Posted on Jul 24, 2017

Alejandro Ventura
Doctorando en Comunicación (UPF)

No sólo a través de la violencia fue posible potenciar el carácter rebelde de un mecanismo de adaptación que había entrado en crisis a comienzos de los 70.

El año 1972 había traído consigo la eclosión del glitter rock, que liberó fuerzas sexuales tan poderosas como las desatadas por la explosión pop británica de 1964. A través del glitter rock, o glam, las estrellas de rock masculinas cruzaron la frontera de los sexos, copiando la indumentaria y el estilo de las figuras del cine y el teatro camp de los años treinta (…) Subidos a la cresta de una ola creativa puesta en marcha por el recién aparecido movimiento de liberación gay, los adeptos del glitter —fueran heterosexuales u homosexuales— se ataviaban con joyas, maquillaje, zapatos de plataforma de tacón alto y atuendos de lentejuelas (…) Ejemplificado en Inglaterra por David Bowie , con su álbum de 1971 Hunky Dory y el éxito “Changes”, y en los Estados Unidos por Alice Cooper, que acababa de sacar su álbum Killer, el glitter rock cambió el look y el sonido del rock, abriendo las puertas de par en par a toda una serie de grupos y movimientos nuevos (1).
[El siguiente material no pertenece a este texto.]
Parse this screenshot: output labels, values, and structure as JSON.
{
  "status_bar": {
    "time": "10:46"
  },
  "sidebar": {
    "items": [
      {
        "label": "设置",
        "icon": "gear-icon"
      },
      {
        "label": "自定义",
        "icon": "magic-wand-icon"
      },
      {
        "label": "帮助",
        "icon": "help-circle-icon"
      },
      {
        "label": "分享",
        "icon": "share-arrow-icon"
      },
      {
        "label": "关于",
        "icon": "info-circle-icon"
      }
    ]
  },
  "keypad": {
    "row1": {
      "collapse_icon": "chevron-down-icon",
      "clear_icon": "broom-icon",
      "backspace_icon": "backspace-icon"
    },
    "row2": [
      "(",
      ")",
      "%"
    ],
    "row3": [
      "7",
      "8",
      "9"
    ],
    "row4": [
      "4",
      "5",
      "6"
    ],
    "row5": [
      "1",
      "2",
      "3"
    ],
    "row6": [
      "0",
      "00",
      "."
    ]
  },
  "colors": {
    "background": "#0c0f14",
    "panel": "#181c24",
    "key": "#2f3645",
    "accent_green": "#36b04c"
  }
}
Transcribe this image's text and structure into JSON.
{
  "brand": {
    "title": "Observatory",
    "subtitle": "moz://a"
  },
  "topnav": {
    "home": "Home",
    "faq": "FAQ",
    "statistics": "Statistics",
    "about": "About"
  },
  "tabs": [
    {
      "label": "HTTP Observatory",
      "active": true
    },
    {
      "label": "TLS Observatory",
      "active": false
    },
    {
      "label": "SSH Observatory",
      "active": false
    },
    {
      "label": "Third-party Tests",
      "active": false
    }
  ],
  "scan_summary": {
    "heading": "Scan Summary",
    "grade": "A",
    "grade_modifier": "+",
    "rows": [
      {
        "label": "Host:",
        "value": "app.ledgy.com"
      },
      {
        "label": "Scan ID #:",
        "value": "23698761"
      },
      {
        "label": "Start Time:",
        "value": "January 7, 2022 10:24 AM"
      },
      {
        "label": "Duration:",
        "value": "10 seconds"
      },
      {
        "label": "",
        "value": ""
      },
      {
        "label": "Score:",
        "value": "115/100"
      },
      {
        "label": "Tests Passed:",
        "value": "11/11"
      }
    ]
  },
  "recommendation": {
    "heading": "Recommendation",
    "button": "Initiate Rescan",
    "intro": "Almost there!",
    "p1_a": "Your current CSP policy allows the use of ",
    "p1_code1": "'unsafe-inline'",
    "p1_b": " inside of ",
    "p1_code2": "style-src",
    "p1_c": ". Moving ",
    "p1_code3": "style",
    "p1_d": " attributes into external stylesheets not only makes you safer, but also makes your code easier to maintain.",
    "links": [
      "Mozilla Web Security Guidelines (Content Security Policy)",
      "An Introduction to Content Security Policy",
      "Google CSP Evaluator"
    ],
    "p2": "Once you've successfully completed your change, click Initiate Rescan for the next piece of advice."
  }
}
La revolución sexual de los años 60 no sólo fue una revolución de carácter sustancialmente heterosexual sino que, en buena medida, tenía sus aspectos misóginos y homofóbicos. La androginia del glam —liderada ahora por el carisma de Bowie y su aspecto convincentemente bisexual— será el insumo proyectivo (+) determinante para que se procese esa radicalización de un mecanismo de adaptación rebelde que mostraba ya signos más que claros de agotamiento.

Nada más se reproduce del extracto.